The internet security provider powers traffic for approximately one-third of the top 10,000 websites. The firm initially investigated the root cause of the issue as a potential cyberattack, but later confirmed that no malicious activity was involved.
Cloudflare has detailed the cause of the disruption, attributing it to a latent bug in its Bot Management System.
The outage sparks discussions about the need for decentralized internet systems
According to the detailed report presented by Cloudflare, the failure was triggered by a change in one of their database systems’ permissions, which caused the database to output multiple entries into a “feature file” used by the Bot Management System.
The bot is designed to manage automated bot traffic and protect websites from distributed denial-of-service (DDoS) attacks, which have doubled in size and were then propagated to all the machines that make up the network, causing the software to crash.
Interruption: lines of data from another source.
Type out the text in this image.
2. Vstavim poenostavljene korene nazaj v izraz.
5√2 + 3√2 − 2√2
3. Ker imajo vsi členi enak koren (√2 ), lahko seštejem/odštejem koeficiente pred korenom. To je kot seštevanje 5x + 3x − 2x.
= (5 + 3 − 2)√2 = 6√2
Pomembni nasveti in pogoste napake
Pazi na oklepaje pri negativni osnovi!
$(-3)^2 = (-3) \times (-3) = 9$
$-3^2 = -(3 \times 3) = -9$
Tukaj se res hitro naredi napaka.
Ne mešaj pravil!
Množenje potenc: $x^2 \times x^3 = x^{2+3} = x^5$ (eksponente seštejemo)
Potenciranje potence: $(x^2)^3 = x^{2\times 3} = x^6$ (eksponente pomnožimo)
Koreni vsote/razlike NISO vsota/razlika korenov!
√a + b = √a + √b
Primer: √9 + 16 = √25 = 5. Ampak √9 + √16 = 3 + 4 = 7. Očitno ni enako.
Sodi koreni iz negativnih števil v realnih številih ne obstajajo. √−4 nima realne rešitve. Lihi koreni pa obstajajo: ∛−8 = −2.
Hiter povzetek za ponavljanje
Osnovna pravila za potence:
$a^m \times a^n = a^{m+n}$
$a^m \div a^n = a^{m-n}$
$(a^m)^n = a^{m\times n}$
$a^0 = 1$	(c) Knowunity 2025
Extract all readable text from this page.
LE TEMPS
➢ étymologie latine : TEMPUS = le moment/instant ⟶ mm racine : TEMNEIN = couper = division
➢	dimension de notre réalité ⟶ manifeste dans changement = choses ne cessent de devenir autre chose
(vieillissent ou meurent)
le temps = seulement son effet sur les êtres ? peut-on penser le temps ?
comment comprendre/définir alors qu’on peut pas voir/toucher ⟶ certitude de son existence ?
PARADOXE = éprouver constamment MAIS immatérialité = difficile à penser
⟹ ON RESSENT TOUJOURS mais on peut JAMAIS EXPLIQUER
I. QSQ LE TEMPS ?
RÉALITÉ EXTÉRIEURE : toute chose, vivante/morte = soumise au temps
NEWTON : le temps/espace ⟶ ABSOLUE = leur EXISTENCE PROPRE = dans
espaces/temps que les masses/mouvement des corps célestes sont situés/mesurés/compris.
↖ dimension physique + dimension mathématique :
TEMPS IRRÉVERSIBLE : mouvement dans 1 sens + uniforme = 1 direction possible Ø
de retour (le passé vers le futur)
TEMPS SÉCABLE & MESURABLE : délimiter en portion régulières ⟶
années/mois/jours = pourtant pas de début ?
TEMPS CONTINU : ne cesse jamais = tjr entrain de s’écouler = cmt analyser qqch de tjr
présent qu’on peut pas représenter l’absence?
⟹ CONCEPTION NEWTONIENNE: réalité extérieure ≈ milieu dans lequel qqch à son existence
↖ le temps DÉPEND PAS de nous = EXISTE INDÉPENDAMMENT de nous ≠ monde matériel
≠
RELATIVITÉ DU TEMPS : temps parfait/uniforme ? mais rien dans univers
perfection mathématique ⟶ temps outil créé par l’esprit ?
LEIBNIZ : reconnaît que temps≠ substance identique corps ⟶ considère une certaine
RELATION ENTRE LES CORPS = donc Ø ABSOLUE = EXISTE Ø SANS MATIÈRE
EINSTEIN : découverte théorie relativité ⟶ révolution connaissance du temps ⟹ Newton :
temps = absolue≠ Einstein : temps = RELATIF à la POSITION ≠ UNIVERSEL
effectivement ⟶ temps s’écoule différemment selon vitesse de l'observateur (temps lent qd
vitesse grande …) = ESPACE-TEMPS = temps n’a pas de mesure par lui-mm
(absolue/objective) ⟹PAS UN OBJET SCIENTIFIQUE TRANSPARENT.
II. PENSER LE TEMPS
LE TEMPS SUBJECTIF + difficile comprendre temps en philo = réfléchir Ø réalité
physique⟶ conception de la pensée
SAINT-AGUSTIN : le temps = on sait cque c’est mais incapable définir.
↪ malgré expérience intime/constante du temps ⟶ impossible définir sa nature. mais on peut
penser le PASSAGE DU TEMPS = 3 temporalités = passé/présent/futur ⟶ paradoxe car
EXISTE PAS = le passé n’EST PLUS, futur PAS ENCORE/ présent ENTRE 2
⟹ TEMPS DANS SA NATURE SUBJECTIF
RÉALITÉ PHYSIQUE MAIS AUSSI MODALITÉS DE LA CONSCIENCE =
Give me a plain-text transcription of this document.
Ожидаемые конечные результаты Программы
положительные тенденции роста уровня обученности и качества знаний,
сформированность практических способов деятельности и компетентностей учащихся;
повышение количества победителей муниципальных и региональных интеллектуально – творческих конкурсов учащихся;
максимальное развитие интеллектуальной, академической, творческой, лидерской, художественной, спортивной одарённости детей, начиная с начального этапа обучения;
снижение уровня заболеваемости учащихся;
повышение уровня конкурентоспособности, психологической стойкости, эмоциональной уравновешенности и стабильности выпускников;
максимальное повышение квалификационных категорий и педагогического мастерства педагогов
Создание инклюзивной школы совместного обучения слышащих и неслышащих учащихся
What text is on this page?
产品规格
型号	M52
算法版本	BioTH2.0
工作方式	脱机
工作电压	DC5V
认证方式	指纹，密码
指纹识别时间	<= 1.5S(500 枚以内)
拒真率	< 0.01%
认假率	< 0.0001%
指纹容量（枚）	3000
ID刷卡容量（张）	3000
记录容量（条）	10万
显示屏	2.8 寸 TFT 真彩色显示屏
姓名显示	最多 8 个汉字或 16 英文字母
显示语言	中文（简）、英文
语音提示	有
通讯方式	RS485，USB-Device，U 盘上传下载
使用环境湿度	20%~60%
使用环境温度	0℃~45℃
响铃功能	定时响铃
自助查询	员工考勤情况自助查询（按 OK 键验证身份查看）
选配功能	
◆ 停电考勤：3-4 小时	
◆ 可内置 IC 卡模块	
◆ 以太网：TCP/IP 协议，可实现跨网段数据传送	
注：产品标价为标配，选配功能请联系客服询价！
On November 18 Cloudflare experienced a service outage, triggered by an issue with a Bot Management feature, impacting multiple Cloudflare services. Here's a detailed breakdown of what happened. https://t.co/7WArlr5ghI
— Cloudflare (@Cloudflare) November 18, 2025
Dane Knecht, Cloudflare’s chief technology officer, issued a public statement apologizing for the disruption, stating that the company had failed its customers and the broader internet ecosystem. He reiterated the cause of the glitch, noting that a security breach was not the issue, but rather a configuration problem that had gone undetected during testing.
The outage affected approximately 20% of all websites and lasted for about three hours, starting at 6:20 a.m. ET to around 9:30 a.m. ET when multiple services began resuming normal operations. The service outage comes barely a month after a similar incident occurred at Amazon Web Services. At least 10,000 websites and apps were affected, raising concerns across the internet community about single points of failure in centralized internet systems.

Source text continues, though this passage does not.